I have a bone to pick with the phrase “work-life balance.”
Maybe it’s just the language used to describe the idea, but I want to dispel the belief
that our lives can be compartmentalized into “work” and “life.” Work IS a part of our
“life.”
I recognize the intentions behind work-life balance are good. I believe the intention is to know how to best balance your professional desires and responsibilities with your personal ones. This is good. I agree 100% that this is important for a better quality of life overall.
However, I think this attempt at “balance” has led us to a compartmentalization of the self, where we see ourselves differently in one space than the other and we fool ourselves into thinking that one area of our life doesn’t affect the other.
This often leads to internal discord, a separation from our values, and an ultimate sense of dissatisfaction in either our professional life or our personal life.
So what do we do?
First, can we re-work the phrase “work-life balance” to work-life and personal-life balance?
I think the phrase “work-life balance” is indicative of the concern I’m raising. We view our lives outside of our work as our REAL life, as opposed to being a part of our life.

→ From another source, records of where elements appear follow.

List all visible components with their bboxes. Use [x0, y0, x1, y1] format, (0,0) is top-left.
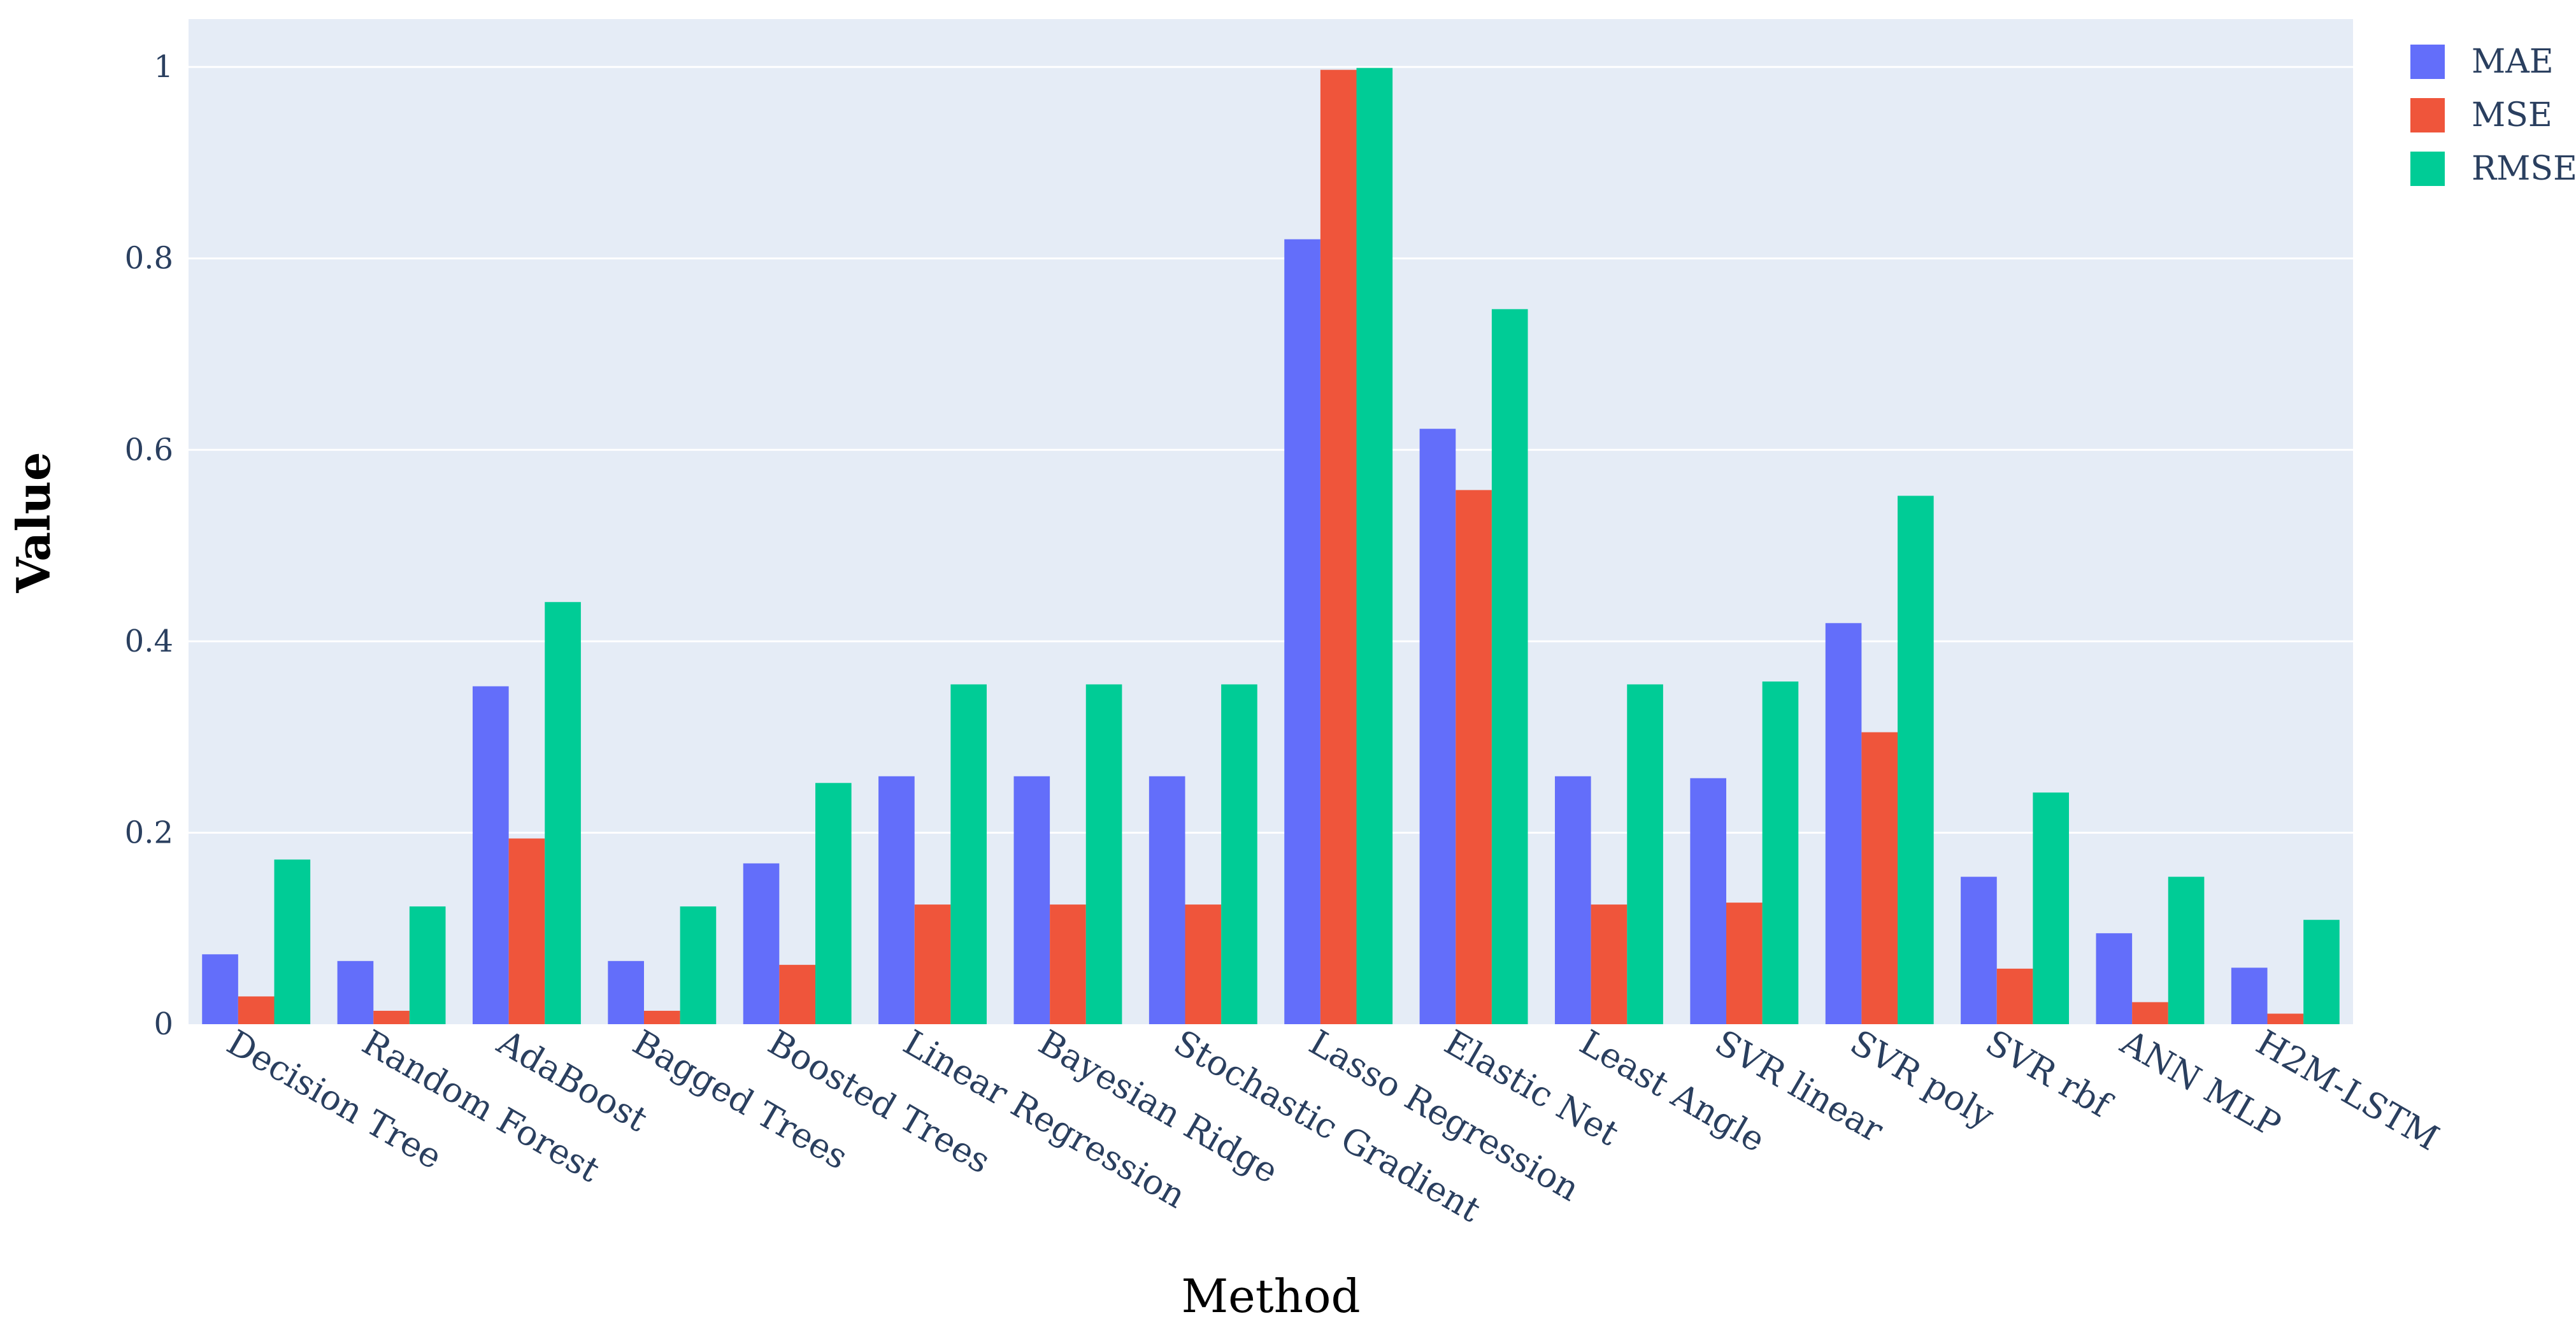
bar-mae-9	[1419, 429, 1456, 1024]
bar-mse-7	[1185, 904, 1222, 1024]
bar-mae-15	[2231, 967, 2268, 1024]
y-axis-title: Value	[6, 452, 61, 593]
bar-mse-15	[2267, 1013, 2304, 1024]
bar-mse-3	[643, 1010, 680, 1024]
bar-rmse-4	[815, 783, 852, 1024]
bar-mse-11	[1726, 903, 1763, 1024]
x-tick-label: Boosted Trees	[761, 1022, 997, 1182]
bar-rmse-12	[1898, 496, 1934, 1024]
legend: MAE MSE RMSE	[2410, 43, 2576, 188]
bar-mse-1	[373, 1010, 410, 1024]
bar-mae-10	[1554, 776, 1591, 1024]
bar-rmse-6	[1085, 684, 1122, 1024]
bar-rmse-0	[274, 859, 311, 1024]
bar-mse-9	[1456, 490, 1492, 1024]
bar-rmse-14	[2168, 876, 2205, 1024]
bar-mae-12	[1825, 623, 1862, 1024]
y-axis-ticks: 0 0.2 0.4 0.6 0.8 1	[125, 49, 173, 1042]
y-tick-label: 0.2	[125, 815, 173, 850]
bar-mae-8	[1284, 239, 1320, 1025]
x-tick-label: H2M-LSTM	[2249, 1022, 2445, 1159]
y-tick-label: 0.4	[125, 624, 173, 659]
bar-mse-14	[2132, 1002, 2168, 1024]
bar-mae-13	[1961, 876, 1997, 1024]
bar-rmse-13	[2033, 792, 2070, 1024]
y-tick-label: 0.6	[125, 432, 173, 468]
bar-mae-14	[2096, 933, 2133, 1024]
bar-mae-2	[472, 686, 509, 1024]
legend-swatch-mae	[2410, 45, 2445, 79]
bar-mse-12	[1861, 732, 1898, 1024]
bar-mse-6	[1050, 904, 1086, 1024]
bar-mae-7	[1148, 776, 1185, 1024]
x-axis-title: Method	[1181, 1269, 1360, 1323]
bar-rmse-7	[1221, 684, 1257, 1024]
bar-mae-4	[743, 863, 780, 1024]
bar-mae-5	[878, 776, 915, 1024]
y-tick-label: 0.8	[125, 241, 173, 276]
legend-swatch-mse	[2410, 98, 2445, 132]
bar-mae-0	[202, 954, 238, 1024]
bar-mae-1	[337, 960, 374, 1024]
bar-mse-4	[779, 964, 816, 1024]
x-tick-label: SVR rbf	[1979, 1022, 2119, 1127]
legend-label-rmse: RMSE	[2472, 150, 2576, 188]
bar-rmse-1	[409, 906, 446, 1024]
legend-label-mae: MAE	[2472, 43, 2554, 81]
bar-mae-11	[1690, 778, 1726, 1024]
bar-rmse-8	[1356, 68, 1393, 1024]
bar-rmse-9	[1491, 309, 1528, 1024]
y-tick-label: 1	[154, 49, 173, 85]
bar-mse-8	[1320, 69, 1357, 1025]
legend-swatch-rmse	[2410, 152, 2445, 186]
bar-mse-2	[508, 838, 545, 1024]
bar-mae-3	[608, 960, 644, 1024]
bar-rmse-3	[680, 906, 717, 1024]
bar-mae-6	[1013, 776, 1050, 1024]
legend-label-mse: MSE	[2472, 96, 2552, 134]
bar-rmse-11	[1762, 681, 1799, 1024]
bar-rmse-5	[950, 684, 987, 1024]
bar-rmse-2	[545, 602, 581, 1024]
bar-mse-10	[1591, 904, 1628, 1024]
x-tick-label: Random Forest	[355, 1022, 606, 1190]
y-tick-label: 0	[154, 1006, 173, 1042]
bar-rmse-10	[1627, 684, 1663, 1024]
bar-mse-0	[238, 996, 275, 1024]
bar-mse-5	[914, 904, 951, 1024]
bars	[202, 68, 2340, 1025]
bar-rmse-15	[2303, 920, 2340, 1024]
bar-mse-13	[1996, 968, 2033, 1024]
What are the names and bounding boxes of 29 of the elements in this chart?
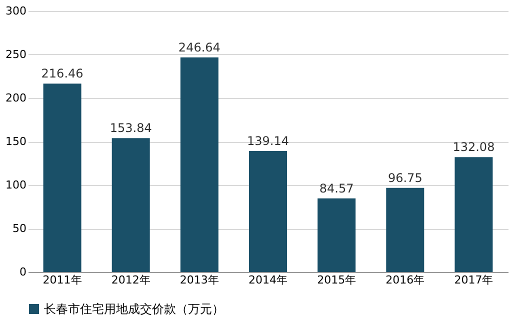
x-tick-label: 2014年 <box>248 274 288 286</box>
bar <box>386 188 424 272</box>
bar <box>112 138 150 272</box>
x-tick-label: 2015年 <box>317 274 356 286</box>
y-tick-label: 300 <box>6 4 26 18</box>
data-label: 132.08 <box>452 140 495 154</box>
legend-label: 长春市住宅用地成交价款（万元） <box>44 302 224 316</box>
y-tick-label: 150 <box>6 135 26 148</box>
data-label: 139.14 <box>247 134 289 148</box>
data-label: 153.84 <box>110 121 152 136</box>
y-tick-label: 250 <box>6 48 26 61</box>
data-label: 246.64 <box>178 40 220 54</box>
data-label: 216.46 <box>41 66 84 81</box>
y-tick-label: 200 <box>6 92 26 104</box>
bar <box>318 198 356 272</box>
bar <box>249 150 287 272</box>
x-tick-label: 2017年 <box>454 274 494 286</box>
x-tick-label: 2013年 <box>180 274 219 286</box>
bar <box>180 57 218 272</box>
y-tick-label: 50 <box>12 222 26 235</box>
x-tick-label: 2012年 <box>111 274 150 286</box>
y-tick-label: 0 <box>20 266 26 278</box>
x-tick-label: 2016年 <box>386 274 425 286</box>
data-label: 96.75 <box>388 170 422 185</box>
bar <box>43 84 82 272</box>
x-tick-label: 2011年 <box>42 274 82 286</box>
data-label: 84.57 <box>319 181 354 196</box>
y-tick-label: 100 <box>6 178 26 192</box>
bar <box>454 157 493 272</box>
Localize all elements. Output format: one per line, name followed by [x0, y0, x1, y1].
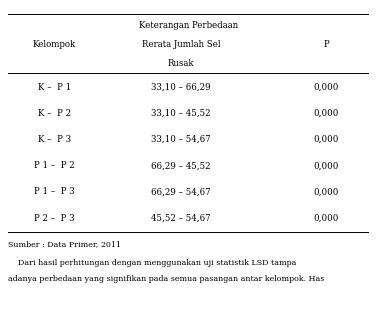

Don't compartmentalize, strike a balance. In preparing to write this blog I chatted with quite a few people to get their thoughts on the idea. I noticed there is a continuum of where we tend to put more focus and energy when it comes to the personal and professional parts of our lives. Some of us see work as the sole part of our identity and some see work as “just something I have to do to put food on the table.” Something that’s purely transactional.
Instead of being on one side or the other, find a balance. Integrate your personal values into your work- you’re going to find a lot more fulfillment in what you do this way! And, don’t put so much value into your work success that any setbacks in the workplace create a big hit to your self-worth. You are more than what you do.
Create boundaries, we don’t want to be showing up at work fuming all day about the argument we had with our spouse this morning, nor do we want to be taking away time to connect with friends and family by checking work emails when we’re with them.
AND, don’t go full Severance mode with the boundaries. Acknowledge that you are upset about the argument with your spouse and come up with a plan to address it later. Don’t just shove it under the rug. Be mindful of how that emotion may impact how you show up at work that day and determine what you want to do about it. When it comes to the work emails at home, determine if it’s important to address it at that moment, or if it can wait until the next day when you are at work. Process it, and release it if possible. If not, do what you need to do, then release it.
When we lack an understanding that all of this is holistic, the disconnect between "work" and "life" we try to create causes problems. We may feel unmotivated, distracted, like a “cog” in the wheel, dissatisfied, like we don’t have control over who we are and where we’re going, you name it! Moreover, when we separate "work" and "life" we don't show up in the fullness of who we are and what we have to offer- at work, or in our personal life.
So let’s kick the idea that we have to separate ourselves into a work self and home self,
and instead find a healthy balance, not separation, of the two.